Regardless of the latest on-line fascination, dragon’s beard sweet faces headwinds within the U.S. “To be sincere, I simply don’t suppose it’s extremely popular within the West,” Cheung says. “I bear in mind when the sweet first got here to New York’s Chinatown about 20 years in the past and it was type of a fad and everybody wished it on a regular basis, however then its reputation died out.”

However he stays hopeful. “Curiosity and consciousness spikes [around Chinese New Year] as a result of this sweet brings again nostalgic reminiscences of childhood to many people within the Chinese language group,” he explains. “I do really feel it nonetheless has a spot in society. Many come to my store wanting the sweet to attempt as a result of their mother and father and grandparents go loopy about how they beloved it as a toddler rising up. Isn’t that custom?”

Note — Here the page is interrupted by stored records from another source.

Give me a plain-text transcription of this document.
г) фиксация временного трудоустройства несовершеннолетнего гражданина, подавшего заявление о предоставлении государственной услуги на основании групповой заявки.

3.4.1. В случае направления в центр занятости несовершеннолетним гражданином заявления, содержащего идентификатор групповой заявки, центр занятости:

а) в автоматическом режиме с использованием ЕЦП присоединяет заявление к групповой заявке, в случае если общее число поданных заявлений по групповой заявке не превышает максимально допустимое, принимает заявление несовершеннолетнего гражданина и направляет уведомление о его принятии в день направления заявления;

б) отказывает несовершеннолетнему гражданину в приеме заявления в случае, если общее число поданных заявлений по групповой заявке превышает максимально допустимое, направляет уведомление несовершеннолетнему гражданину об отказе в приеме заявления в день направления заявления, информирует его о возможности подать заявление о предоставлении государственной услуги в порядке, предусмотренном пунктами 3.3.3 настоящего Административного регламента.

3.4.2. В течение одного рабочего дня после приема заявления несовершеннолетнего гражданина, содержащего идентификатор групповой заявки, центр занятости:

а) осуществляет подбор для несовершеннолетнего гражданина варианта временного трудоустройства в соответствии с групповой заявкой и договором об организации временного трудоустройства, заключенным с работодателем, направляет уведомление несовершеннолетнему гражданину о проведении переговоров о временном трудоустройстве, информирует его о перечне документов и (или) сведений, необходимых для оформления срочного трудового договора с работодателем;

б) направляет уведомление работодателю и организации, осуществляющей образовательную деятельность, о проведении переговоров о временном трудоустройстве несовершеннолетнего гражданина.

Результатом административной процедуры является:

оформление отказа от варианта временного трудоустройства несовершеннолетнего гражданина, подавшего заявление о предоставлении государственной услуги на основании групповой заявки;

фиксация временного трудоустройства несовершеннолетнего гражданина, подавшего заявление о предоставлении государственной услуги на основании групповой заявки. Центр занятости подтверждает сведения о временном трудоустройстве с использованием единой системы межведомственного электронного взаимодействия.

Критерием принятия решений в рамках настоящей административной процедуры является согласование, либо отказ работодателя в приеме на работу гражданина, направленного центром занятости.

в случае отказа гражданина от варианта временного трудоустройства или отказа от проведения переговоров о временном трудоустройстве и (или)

Older candymakers might should let youthful followers select how they wish to interact with the deal with if there’s any probability of retaining dragon’s beard sweet accessible for one more technology. Many followers of the sweet are like Tam, who expresses a secret hope that his 4-year-old daughter will develop as much as take an curiosity within the household enterprise, although he will likely be content material no matter no matter path she chooses.

“Proper now, I’m simply joyful she likes to eat the sweet. And she or he all the time says that she tells her buddies she has a ‘sugar daddy!’” Tam exclaims and laughs.

Now as a mom who’s contemplating the way to share dragon’s beard sweet with my 2-year-old daughter, I’m thrilled {that a} handful of retailers and on-line creators have sparked a dialogue concerning the place of this historic deal with in a up to date context. Till there’s a resurgence of dragon’s beard sweet stalls throughout North America, you’ll discover me ordering categorical, same-day shipments to get my DBC at its finest.

Tiffany Leigh is a BIPOC freelance journalist with a culinary background and levels in communications and enterprise. She is the recipient of the Clay Triplette James Beard Basis scholarship and has reported on journey, food and drinks, magnificence, wellness, and trend for publications resembling VinePair, Wine Fanatic, Enterprise Insider, Dwell, Style Journal, Elle, Departures, Journey + Leisure, Vogue, Meals & Wine, Bon Appetit, Form Journal, USA TODAY, and lots of extra.

Leave a Reply

Your email address will not be published. Required fields are marked *

This site uses Akismet to reduce spam. Learn how your comment data is processed.